Eğer bu kitabın filmi çekilirse, ki belki çekilmiştir hiç bakmadım, Maria Puder rolünü Melike ipek Yalovalı'dan başka kimseyi oynayamaz (bkz. Muhteşem Yüzyıldaki Prenses isabella). Kitapta Maria tasvir edilir edilmez aklımda hemen o canlandı.
Başlarda çok kızdığım karakter. Gerçekten Raif in düşündüğü gibi başkalarıyla mutlu mu oluyordu. Ben böyle birini tanıyordum ve maria yi gördükçe kadınlara olan nefretim artıyordu.
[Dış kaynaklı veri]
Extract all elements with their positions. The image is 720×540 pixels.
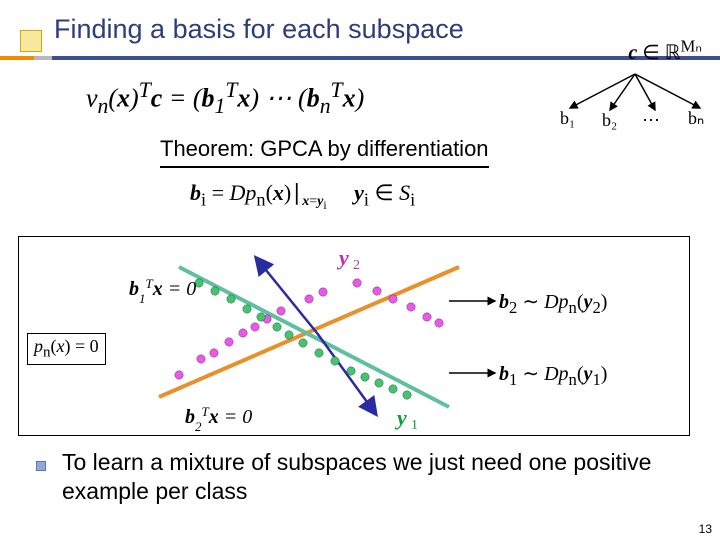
underline-seg-b	[34, 56, 52, 60]
title-underline	[0, 56, 720, 60]
diagram-box: y 2 y 1 b1Tx = 0 b2Tx = 0 pn(x) = 0 b2 ∼…	[18, 236, 690, 436]
bullet-square-icon	[36, 458, 46, 468]
b2-relation: b2 ∼ Dpn(y2)	[499, 289, 607, 318]
slide-title-band: Finding a basis for each subspace	[54, 14, 674, 50]
main-equation: νn(x)Tc = (b1Tx) ⋯ (bnTx)	[86, 78, 364, 119]
fan-label-bn: bₙ	[688, 108, 704, 129]
fan-label-b2: b₂	[602, 110, 617, 131]
theorem-caption: Theorem: GPCA by differentiation	[160, 136, 489, 168]
diagram-svg: y 2 y 1 b1Tx = 0 b2Tx = 0	[19, 237, 689, 435]
y1-label: y	[394, 405, 407, 430]
fan-label-dots: ⋯	[642, 110, 660, 131]
svg-text:2: 2	[353, 258, 360, 273]
title-accent-square	[20, 30, 42, 52]
svg-text:1: 1	[411, 418, 418, 433]
slide-title: Finding a basis for each subspace	[54, 14, 464, 44]
fan-label-b1: b₁	[560, 108, 575, 129]
bullet-text: To learn a mixture of subspaces we just …	[62, 448, 702, 506]
b1-relation: b1 ∼ Dpn(y1)	[499, 361, 607, 390]
basis-fan: b₁ b₂ ⋯ bₙ	[560, 68, 710, 128]
pn-box: pn(x) = 0	[27, 333, 106, 365]
underline-seg-a	[0, 56, 34, 60]
y2-label: y	[336, 245, 349, 270]
underline-seg-c	[52, 56, 720, 60]
theorem-equation: bi = Dpn(x)∣x=yi yi ∈ Si	[190, 180, 415, 212]
svg-text:b1Tx = 0: b1Tx = 0	[129, 276, 196, 306]
page-number: 13	[699, 522, 712, 536]
svg-text:b2Tx = 0: b2Tx = 0	[185, 404, 252, 434]
c-in-R-label: c ∈ ℝMₙ	[628, 36, 702, 65]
Sonra... Raif e " geldiğimde öğreneceksin " derken yaşadığı heyecan, annesinden Raif ı saklarken dediği "sürpriz ama çok şaşıracaksın" sahnelerinde gerçek bir melek gibi canlandı gözümde. Sonra Raif gerçeği öğrenince ben de bi kötü hissettim. Çünkü acaba benim maria puder im de mi öyleydi. Bilemedim... belki de Raif gibi yanıldım. 10 yıl boyunca bir ölüye nefret duymuş bir ölüye kin beslemiş bir masuma hatta benden bir parça taşıdığı için mutluluktan bunu bana söyleyemeyecek kadar bana bağlı birine kin mı duymuştum. Bilmiyorum.